Aside from such preliminary discussion, however, there has been no major movement from the federal government on the issue. Last year, we wrote that the U.S. Department of the Treasury’s Office of Foreign Assets Control (“OFAC”) released an advisory warning parties who pay or facilitate ransomware payments that they may face substantial legal consequences if a payment is made to a party subject to U.S. sanctions. As many hacker groups are not parties subject to U.S. sanctions, however, this is far from an outright ban. More recently, the Biden administration formed a multi-agency task force led by the Department of Justice that will, among other things, work to freeze ransomware payments made through cryptocurrency platforms, though this too is far from a ban.

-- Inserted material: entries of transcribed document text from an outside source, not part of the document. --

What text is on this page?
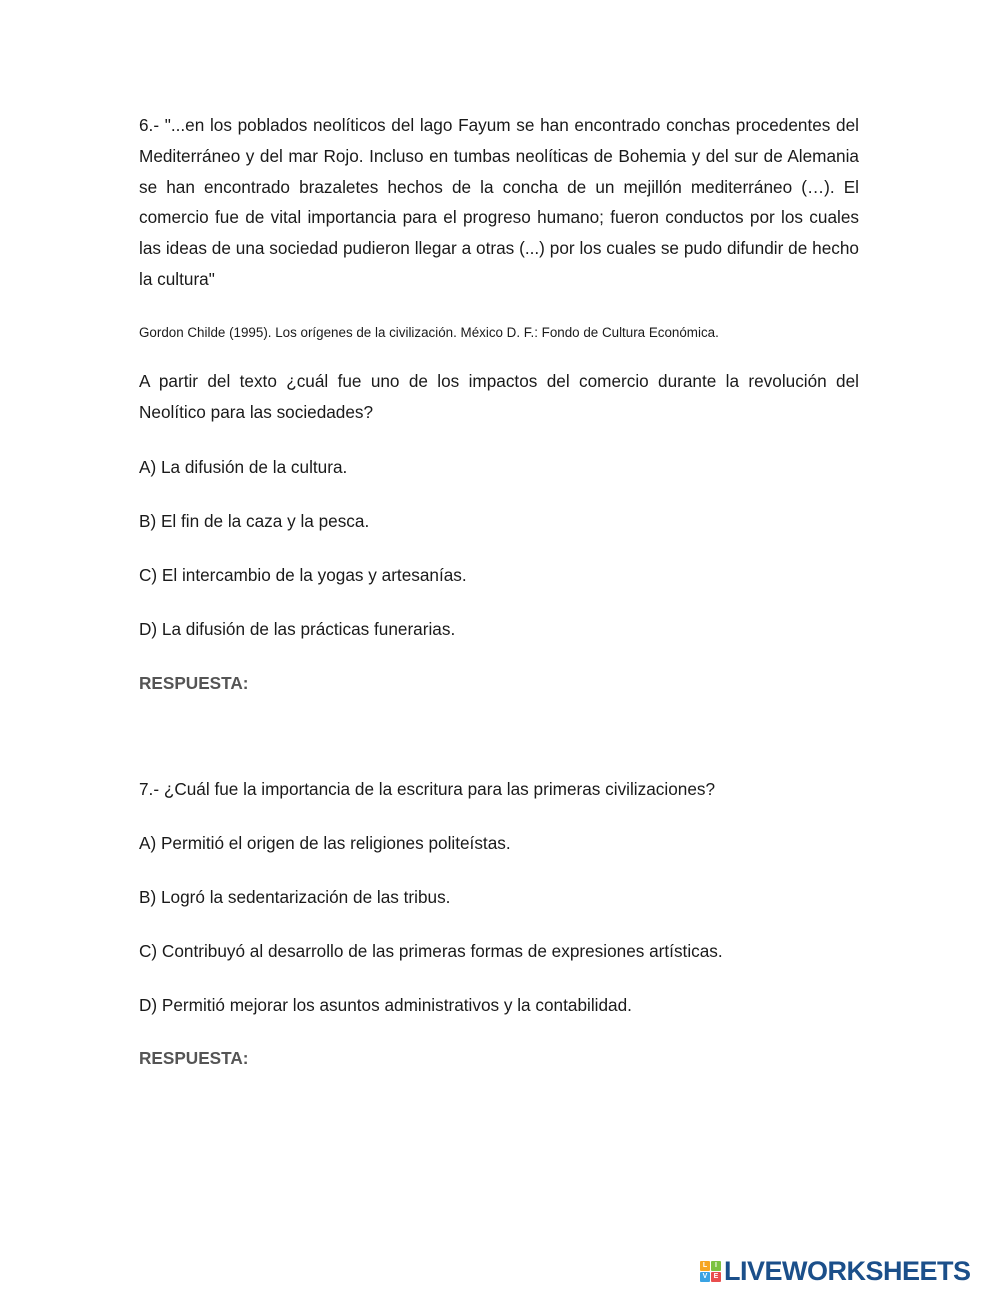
6.- "...en los poblados neolíticos del lago Fayum se han encontrado conchas procedentes del Mediterráneo y del mar Rojo. Incluso en tumbas neolíticas de Bohemia y del sur de Alemania se han encontrado brazaletes hechos de la concha de un mejillón mediterráneo (…). El comercio fue de vital importancia para el progreso humano; fueron conductos por los cuales las ideas de una sociedad pudieron llegar a otras (...) por los cuales se pudo difundir de hecho la cultura"

Gordon Childe (1995). Los orígenes de la civilización. México D. F.: Fondo de Cultura Económica.

A partir del texto ¿cuál fue uno de los impactos del comercio durante la revolución del Neolítico para las sociedades?

A) La difusión de la cultura.

B) El fin de la caza y la pesca.

C) El intercambio de la yogas y artesanías.

D) La difusión de las prácticas funerarias.

RESPUESTA:

7.- ¿Cuál fue la importancia de la escritura para las primeras civilizaciones?

A) Permitió el origen de las religiones politeístas.

B) Logró la sedentarización de las tribus.

C) Contribuyó al desarrollo de las primeras formas de expresiones artísticas.

D) Permitió mejorar los asuntos administrativos y la contabilidad.

RESPUESTA:

L	I
V E LIVEWORKSHEETS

There has also been some movement on the state level. Earlier this year, New York legislators introduced two bills that would prohibit municipalities from making ransomware payments. And more recently, the North Carolina House passed a similar bill that would prohibit state and local agencies from making ransomware payments. These legislative efforts are, of course, focused on what governmental entities can and cannot do, and they have no bearing on the action private ransomware victims may take.
Though it is unclear whether Congress will move to pass legislation to prohibit ransomware payments at this juncture, any ban—to the extent one is implemented—will likely be phased in over time. Co-chair of the Ransomware Task Force Chris Painter has opined as much, noting in a recent interview that, in line with the Task Force’s report, he would expect legislation to focus first on steeling the resiliency of the private sector to such attacks and establishing resources like victim recovery funds.
Consistent with the government’s efforts to help improve the private sector’s preparedness for and defenses against ransomware attacks, the United States Cybersecurity & Infrastructure Security Agency (“CISA”) recently launched its new StopRansomware.gov website, which it describes as “a whole-of-government approach that gives one central location for ransomware resources and alerts.” Among other features available from CISA is a new ransomware readiness self-assessment tool called Cyber Security Evaluation Tool (CSET®), which is designed “to help organizations better assess how well they are equipped to defend against and recover from a ransomware incident.” It remains to be seen how effective these new tools and resources are at preparing the private sector for future ransomware attacks, and whether this is part of a process to help mitigate the downsides of a ban or restriction on the payment of ransomware ransoms.
We will continue to monitor these developments.